If only servants could be trained to fight battle-hardened warriors that easily. If he survived the coming struggle, which seemed unlikely, how many more dead faces would he have to endure? And would Glynnie’s be among them? If only things could go back to the way they were… but that offered no comfort, either. House Ricinus’s wealthy, privileged life had been built on the murder of innocents and the near slavery of its servants and serfs.
“Is Oosta back yet?” said Rix.
The chief healer was a law unto herself and, without telling Swelt or Rix, she had taken both her assistants to a village on the far side of the plateau two days ago, to attend a serious outbreak of buboes. They had not yet returned.
“No,” said Glynnie, “but I’ve had the healery scrubbed down and a dozen beds moved into the recovery room next door, and I’ve used her recipes to make extra balms and healing draughts. The amputation saws have been sharpened and…”
What would I do without you? Rix thought. While I agonise, you just get on with all the jobs that need doing.
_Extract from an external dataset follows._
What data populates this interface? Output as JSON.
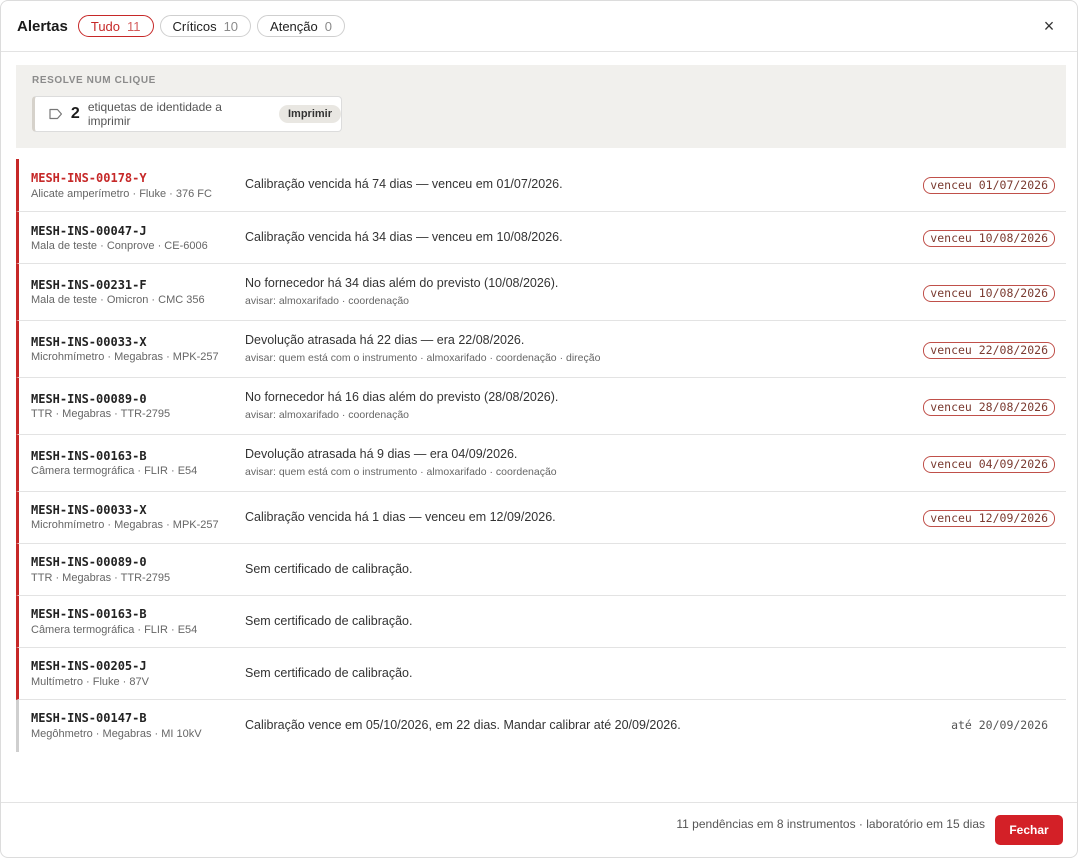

His belly was aching. He’d fought in various skirmishes before, but never a proper battle. War was a terrible business and, as Jadgery had shown, the most carefully laid plans could end in disaster. What if this great fortress fell, and all its people were put to the sword, solely because of his failures?
He turned his great-aunt’s field glasses towards the track that wound up the escarpment. Only glimpses could be seen from here, but anyone reaching the top of the track was immediately visible.
“How long until they come?” said Glynnie, beside him.
“No idea. Why did I make that foolish raid on Jadgery?”